Asked if capitalism and the free market system were at odds with Christian values, 44 percent of Americans overall agreed and 41 percent disagreed, while 46 percent of the white working-class saw a conflict and 38 percent didn't. But a majority (53 percent) of those who identified as white and college-educated said capitalism and Christian values are consistent.
Dan Cox, director of research at PRRI, said that question along with others countered common stereotypes of the white middle-class, who were identified in the survey as without a four-year college degree and who don't hold a salaried position.
"One of the preconceptions is the (white middle class) is a group for which religion is really important and that it defines them. But one of the things we found is that the religiosity of the white working class doesn't differ appreciably from that of white college-educated Americans," Cox said.
For example, church attendance was nearly even between the two groups, with 35 percent of white college-educated saying they attend a religious service at least weekly compared to 34 percent of the white working-class.
That measure of religious commitment could explain why it would appear economic hardship may have shaken the faith in capitalism of some white middle-class Americans, said Paul Froese, a sociologist who worked on the Baylor University study.
"Our findings are that there is a connection between high religiosity and a belief in American capitalism," he said.
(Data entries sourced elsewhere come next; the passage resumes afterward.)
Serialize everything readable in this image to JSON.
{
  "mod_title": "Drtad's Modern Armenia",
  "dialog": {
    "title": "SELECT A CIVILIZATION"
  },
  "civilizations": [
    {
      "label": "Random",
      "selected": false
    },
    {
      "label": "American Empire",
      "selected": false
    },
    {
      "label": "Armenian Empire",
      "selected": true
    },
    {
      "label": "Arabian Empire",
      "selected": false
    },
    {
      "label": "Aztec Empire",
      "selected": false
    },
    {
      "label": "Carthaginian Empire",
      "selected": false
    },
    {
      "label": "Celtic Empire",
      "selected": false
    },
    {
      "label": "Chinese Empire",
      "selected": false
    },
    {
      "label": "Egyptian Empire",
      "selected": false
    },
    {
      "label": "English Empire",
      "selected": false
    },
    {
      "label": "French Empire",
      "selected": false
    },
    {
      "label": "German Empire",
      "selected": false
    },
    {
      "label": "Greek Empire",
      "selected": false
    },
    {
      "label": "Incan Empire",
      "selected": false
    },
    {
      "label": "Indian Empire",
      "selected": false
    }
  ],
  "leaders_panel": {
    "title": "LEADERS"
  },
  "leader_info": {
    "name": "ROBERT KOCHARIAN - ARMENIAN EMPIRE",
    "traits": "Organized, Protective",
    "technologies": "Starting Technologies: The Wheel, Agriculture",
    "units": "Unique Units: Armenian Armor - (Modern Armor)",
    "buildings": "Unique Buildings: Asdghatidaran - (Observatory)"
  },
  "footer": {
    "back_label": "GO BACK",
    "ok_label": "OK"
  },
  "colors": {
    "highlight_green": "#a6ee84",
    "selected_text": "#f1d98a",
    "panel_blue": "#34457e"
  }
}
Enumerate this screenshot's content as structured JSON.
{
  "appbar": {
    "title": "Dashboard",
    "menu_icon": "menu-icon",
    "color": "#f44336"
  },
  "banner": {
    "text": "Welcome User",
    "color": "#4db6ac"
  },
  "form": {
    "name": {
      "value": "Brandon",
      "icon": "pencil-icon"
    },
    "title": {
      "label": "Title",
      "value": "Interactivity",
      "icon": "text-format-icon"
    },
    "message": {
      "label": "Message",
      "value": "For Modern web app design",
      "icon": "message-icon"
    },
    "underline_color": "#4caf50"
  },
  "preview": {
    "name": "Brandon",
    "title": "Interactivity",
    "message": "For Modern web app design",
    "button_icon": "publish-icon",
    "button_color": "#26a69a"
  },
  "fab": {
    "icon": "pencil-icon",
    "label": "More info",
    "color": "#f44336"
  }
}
But when you pose questions about economic equality to those who are struggling then ask them what they believe, you can get conflicting results.
Cox said the white working-class has been struggling economically since the 1990s and two-thirds of those surveyed considered themselves either in fair or poor shape financially.
Seven-in-ten white working-class Americans and more than 6-in-10 white college-educated Americans believe the economic system in this country unfairly favors the wealthy, the PRRI survey found. A majority (53 percent) of white working-class Americans also say that one of the big problems in this country is that we don’t give everyone an equal chance in life.
Religion and optimism
But the Baylor poll found that the more religious someone is, the more likely they are to believe that people start life with equal chances and prosper based on hard work. Of those who said they were very religious, 92 percent said anything is possible for those who work hard.
"What we picked up on is religion is a motivator for people who say that despite their circumstances they believe with hard work things will get better and maybe by God's grace and help we are going to make it," said Kevin Dougherty, a sociologist who also worked on the Baylor study.
One's faith in God and concept of who God is can also be a factor in their outlook on life, Froese said.
"People who think God is in control are more happy than other people," he said the survey found. "People who think God is loving and caring and not judgmental and wrathful aren't as pessimistic about things. There are people who have a happier picture of God and stay happy no matter where they are economically."
Under the heading "God Worriers," the Baylor study showed that worriers or those who are sad or depressed are less likely to attend church or consider themselves very religious.
About America's future, the PRRI survey found 54 percent overall believe the country's best days are still ahead. But some are more optimistic than others. Nearly six-in-10 (57 percent) white college-educated Americans believe that America’s best days are ahead of us, while white working-class Americans are evenly split in their outlook at 46 percent.
White evangelical Protestants were the most pessimistic about the future with 47 percent saying America's best days are behind us, compared to 64 percent of black Protestants and 58 percent of Catholics saying the best days are yet to come.
Regardless of their outlook on the future, all religious segments in the PRRI poll, except the religiously unaffiliated, agreed that their country has a divinely ordained place in human history. Leading out on that question were white evangelical Protestants (85 percent) and black Protestants (82 percent), compared to 63 percent of Catholics and 55 percent of white mainline Protestants.